A Finnish solution to arsenic water in India

September 9th, 2012 - 7:02 pm ICT by IANS  

Helsinki, Sep 9 (IANS) A Finnish water chemistry company has been roped in to solve the chronic problem of arsenic water in India.

“We have been asked by India’s ministry of rural development to start a pilot scheme to solve the problem of arsenic water in India,” Aija Jaitunen, general manager - municipal and industrial - of Finnish water chemistry major Kemira told a visiting IANS correspondent here.

For starters, the company has identified seven states in India - Assam, Bihar, Chhattisgarh, Jharkhand, Manipur, Uttar Pradesh and West Bengal - as arsenic water-prone.

Kemira is among a host of Finnish companies that have ventured into the business of clean energy and technology and values India as a market with huge potental.

“Kemira has technology for water desalination plants focused on reducing operating costs and energy consumption,” Jaitunen said.

The company’s technology for removal of arsenic from water includes oxidation and sedimentation, coagulation and filtration, adsorptive filtration and membrane filtration.

“People are used to using ground water as the primary source of drinking water and tube wells are well accepted,” Jaitunen said.

He, however, added that demand for water in India as well as in China is more for agriculture than for municipal (drinking) and industrial needs.

Kemira is among 100 Finnish companies that are operating in India.

In 2010, it signed a 51-49 percent joint venture pact with Hyderabad-based engineering and construction firm IRVCL to supply chemicals to the latter’s water treatment plants.

The company is building a water treatment chemicals manufacturing unit called Kemira Indus-Coagulant Manufacturing at Vishakapatnam, which is set to become operational by the beginning of 2013.
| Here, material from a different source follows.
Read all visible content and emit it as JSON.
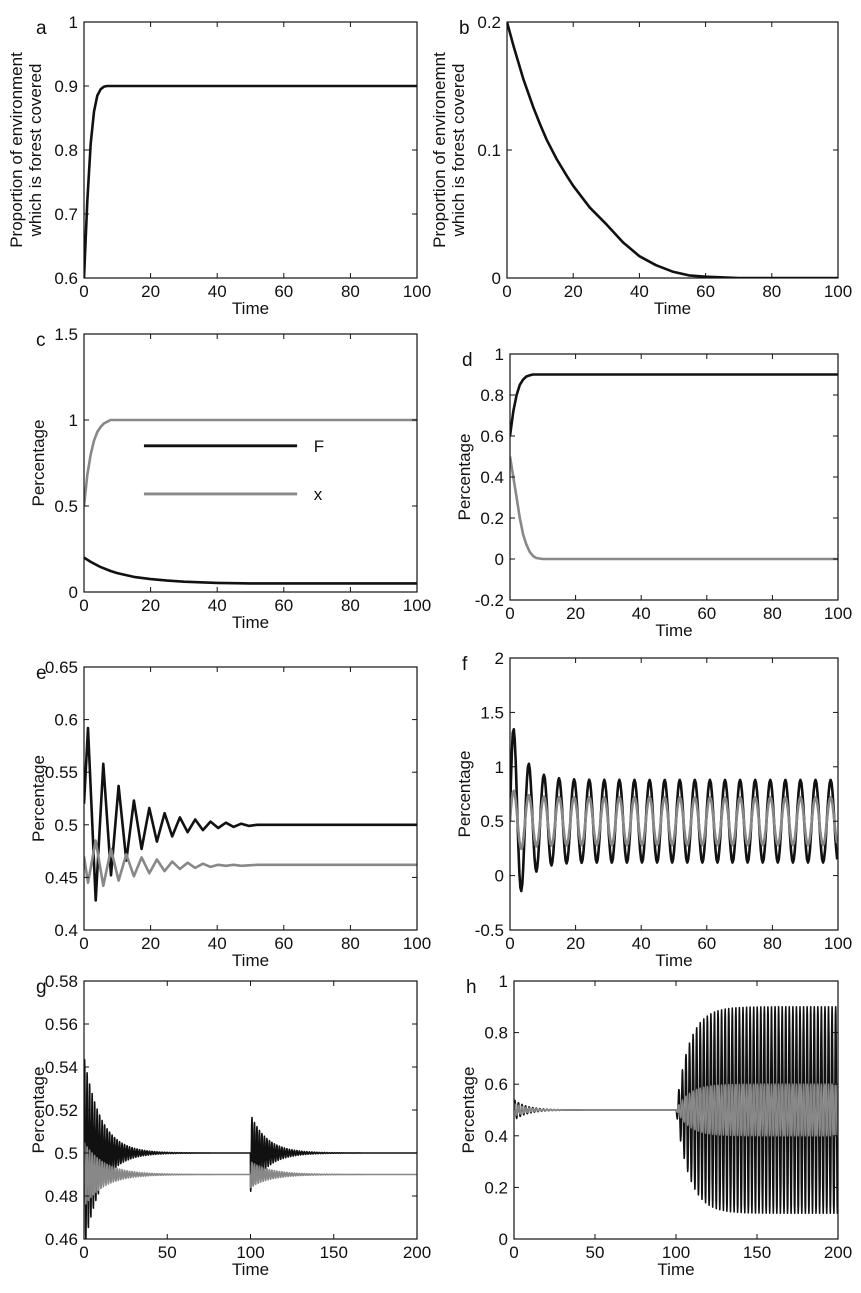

“Once our Vizag plant starts next year, we will start exporting from there to other countries as well,” Jaitunen said.

An over two billion-euro company, Kemira was originally a chemicals manufacturing major that later shifted focus to clean water technology.

It marked its first success in clean water technology with a lake restoration project in Finland in 2002, when it successfully chemical treated lake Kirkkojarvi. The lake’s water is now clean enough to drink directly.

In India, apart from water treatment, Kemira is also involved in a clean sanitation programme.

In association with community development organisation Plan India, the company has started a project for giving access to toilets to schoolchildren at Garsain in Uttrakhand.

Called WASH, the project is focused on maintaining and expanding water and sanitation in 30 target area schools there, especially keeping the girl child in mind.

Kemira’s projects are being supported by Tekes, the public-funded Finnish agency for technology and innovation.

“Tekes supports various Finnish companies that are operating in India,” said Auli Pere, chief advisor of Tekes.

“These companies are operating in the fields of health and well-being, learning solutions, water treatment, information and communications technology (ICT) and energy and environment,” Jaitunen said.

“Kemira is an important company in the realm of water supply and sanitation and providing toilets in rural areas,” she said.